Sugar is a graphical desktop built by OLPC engineers to run on the XO's specially-stripped down version of Red Hat Linux. It was developed to support an educational theory called 'constructionism', which advocates an experiential, active style of learning for students, that was co-created by one of the OLPC's co-founders, Seymour Papert.

Negroponte says he still believes that "the best educational tool is constructionism and the best software development method is Open Source. In some cases those are best achieved like the Trojan Horse, versus direct confrontation or isolating ourselves with perfection."

Thus, the first priority is to re-architect Sugar so that it is separate from the XO hardware and thus can be ported and licensed to other machines.

Sugar "needs to be a fried egg, with distinct yoke and white, rather than having the UI, collaborative tools, power management and radios merge into one amorphous blob," he wrote. "Otherwise, it is impossible to debug and will be limited to the small, albeit growing, world of the XO hardware platform."

While about half a million XOs have been ordered or shipped to schools and consumers, more than a million Asus Eees, another low-cost, compact laptop, have been sold. The Eee was initially sold only with Linux but now comes in an XP version, too.

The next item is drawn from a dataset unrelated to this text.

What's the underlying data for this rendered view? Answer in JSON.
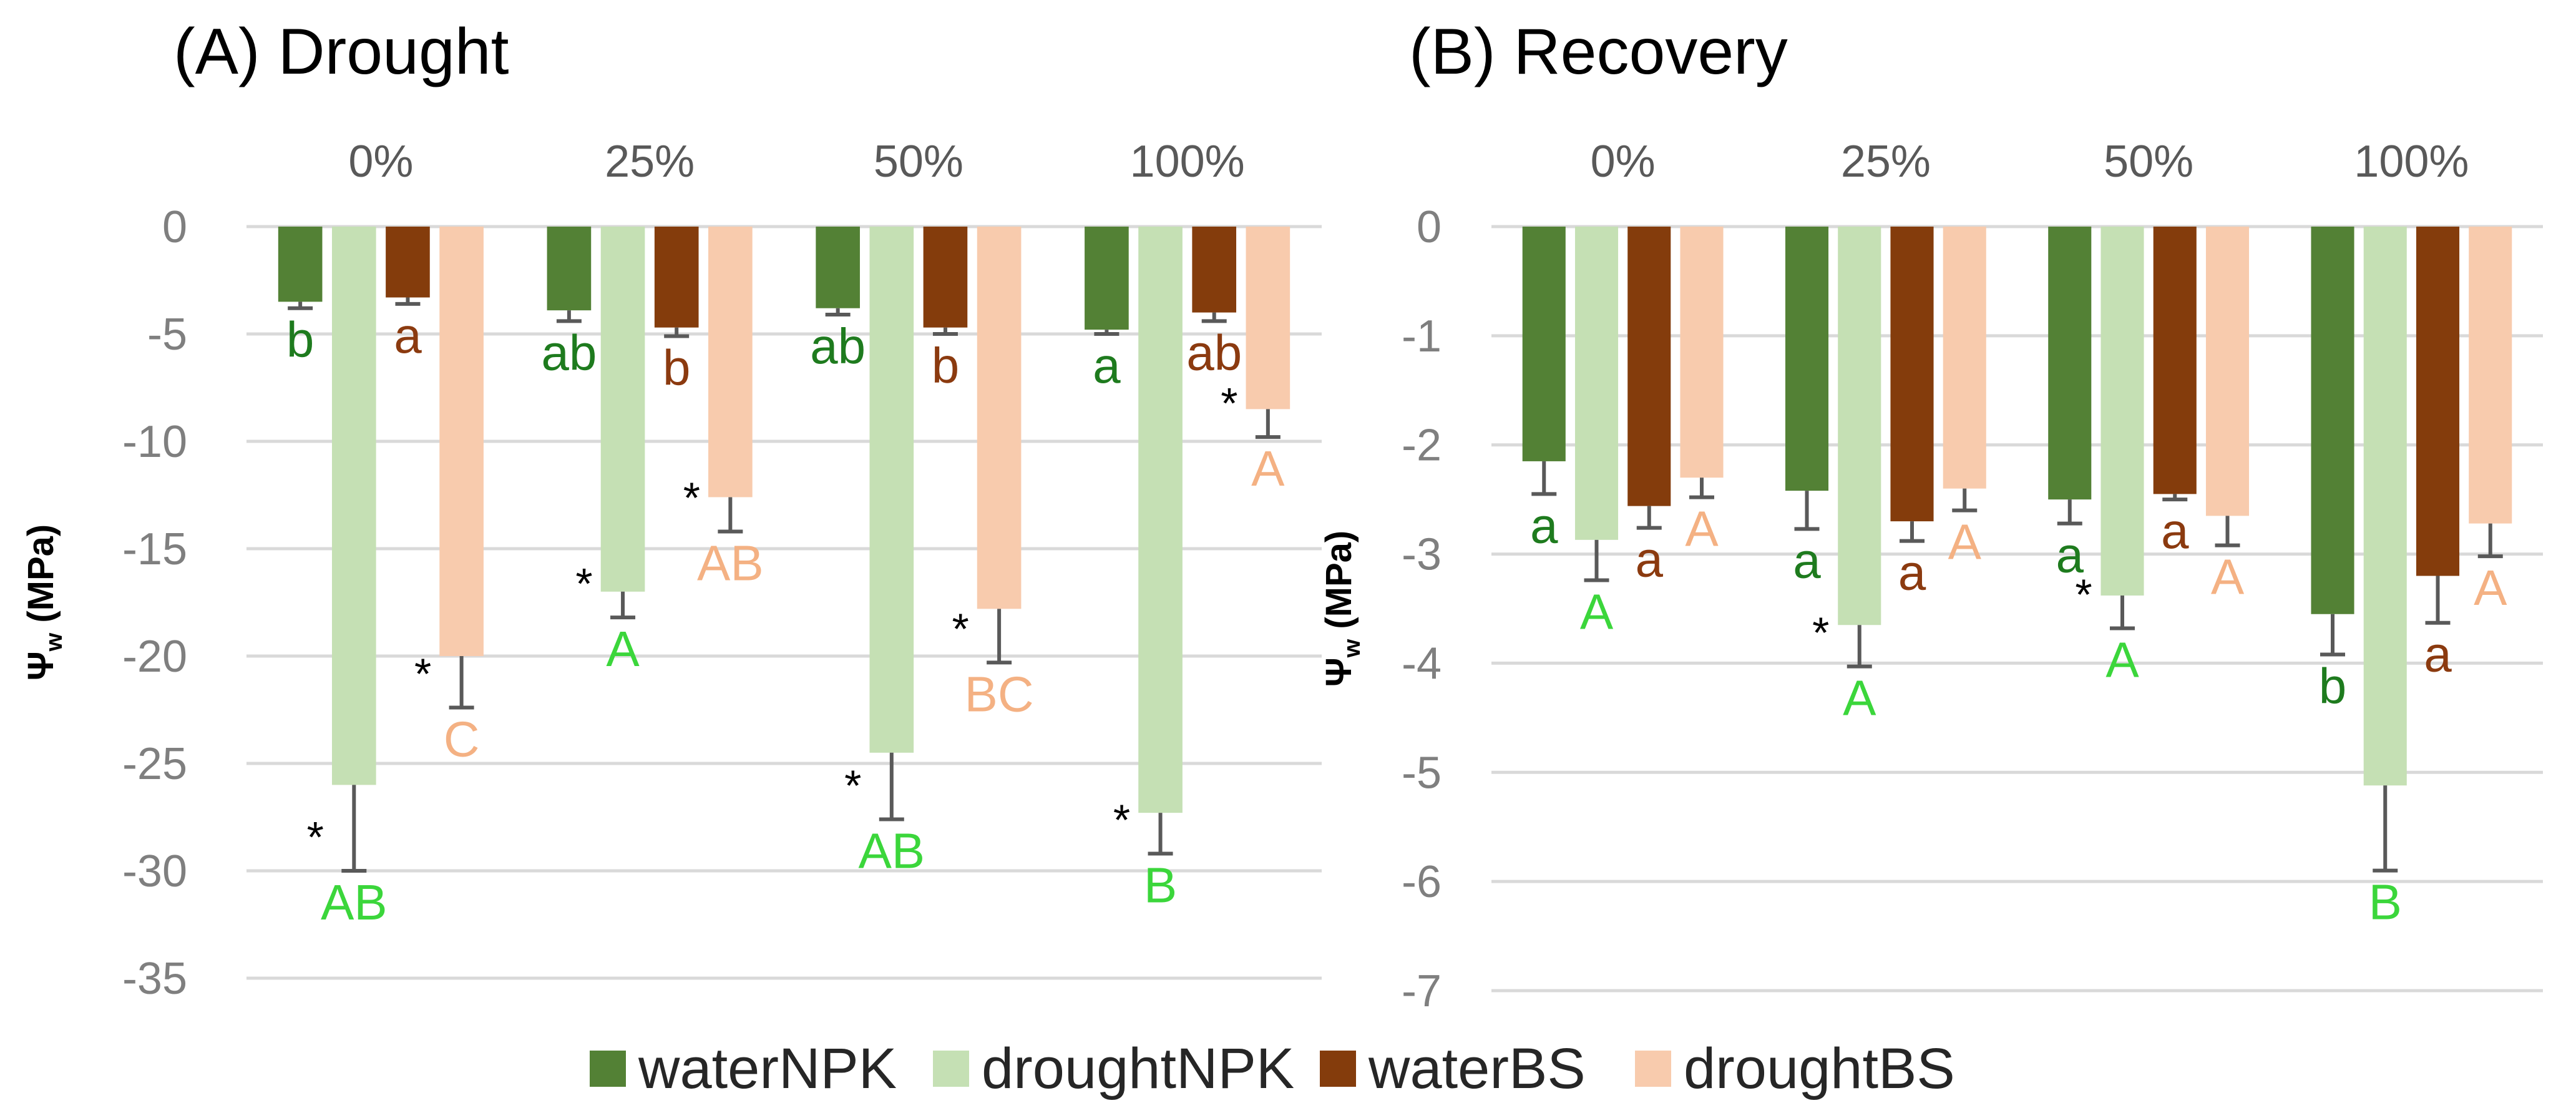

Moreover, there are tens or hundreds of millions of conventional Windows PCs already in place in schools in developed countries, which the OLPC is starting to target.

"For this reason, Sugar needs a wider basis, to run on more Linux platforms and to run under Windows," Negroponte continued. "We have been engaged in discussions with Microsoft for several months, to explore a dual boot version of the XO. Some of you have seen what Microsoft developed on their own for the XO. It works well and now needs Sugar on top of it (so to speak)."

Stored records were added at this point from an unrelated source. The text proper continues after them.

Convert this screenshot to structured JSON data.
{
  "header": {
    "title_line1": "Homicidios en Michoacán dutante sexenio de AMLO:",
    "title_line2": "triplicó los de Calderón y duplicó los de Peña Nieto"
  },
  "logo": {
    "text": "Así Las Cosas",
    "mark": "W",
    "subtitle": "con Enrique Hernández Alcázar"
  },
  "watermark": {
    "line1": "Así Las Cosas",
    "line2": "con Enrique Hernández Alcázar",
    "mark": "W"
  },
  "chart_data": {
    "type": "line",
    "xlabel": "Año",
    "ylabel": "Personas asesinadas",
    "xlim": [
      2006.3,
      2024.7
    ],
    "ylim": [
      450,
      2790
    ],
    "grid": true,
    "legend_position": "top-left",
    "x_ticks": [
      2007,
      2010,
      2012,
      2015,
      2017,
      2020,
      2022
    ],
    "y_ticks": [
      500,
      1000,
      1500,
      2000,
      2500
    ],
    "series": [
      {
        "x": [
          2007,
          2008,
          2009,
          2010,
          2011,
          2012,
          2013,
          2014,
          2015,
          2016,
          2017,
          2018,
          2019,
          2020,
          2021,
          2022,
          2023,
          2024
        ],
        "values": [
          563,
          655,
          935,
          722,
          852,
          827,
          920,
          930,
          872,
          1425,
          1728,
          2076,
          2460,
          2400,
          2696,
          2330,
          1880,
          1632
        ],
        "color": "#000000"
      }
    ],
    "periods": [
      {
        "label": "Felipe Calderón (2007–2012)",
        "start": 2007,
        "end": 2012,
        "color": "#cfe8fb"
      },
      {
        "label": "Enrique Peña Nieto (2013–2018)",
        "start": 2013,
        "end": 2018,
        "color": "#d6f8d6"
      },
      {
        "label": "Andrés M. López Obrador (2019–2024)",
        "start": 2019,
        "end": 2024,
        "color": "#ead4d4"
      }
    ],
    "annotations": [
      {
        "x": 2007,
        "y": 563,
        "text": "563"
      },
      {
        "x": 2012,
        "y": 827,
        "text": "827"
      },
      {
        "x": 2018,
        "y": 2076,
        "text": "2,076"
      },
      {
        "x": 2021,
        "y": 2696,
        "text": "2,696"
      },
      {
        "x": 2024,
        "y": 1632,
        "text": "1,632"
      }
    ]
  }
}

To achieve its broader goal, the OLPC, which recently reorganized and lost several key executives as a result, also "needs to be more business-like: meet schedules, manage expectations and fulfill promises," Negroponte wrote. "To do that, we need to hire more developers, work more together and spend less time arguing."

Negroponte also exhorted OLPC volunteers to be less rigidly idealistic.

"Remember the expression: perfection is the enemy of good. We need to reach the most children possible and leverage them as the agents of change," he wrote. "As we reach out to engage a wider community, some purism has to morph into pragmatism. To suggest that this forsakes Open Source or redirects our mission is absurd."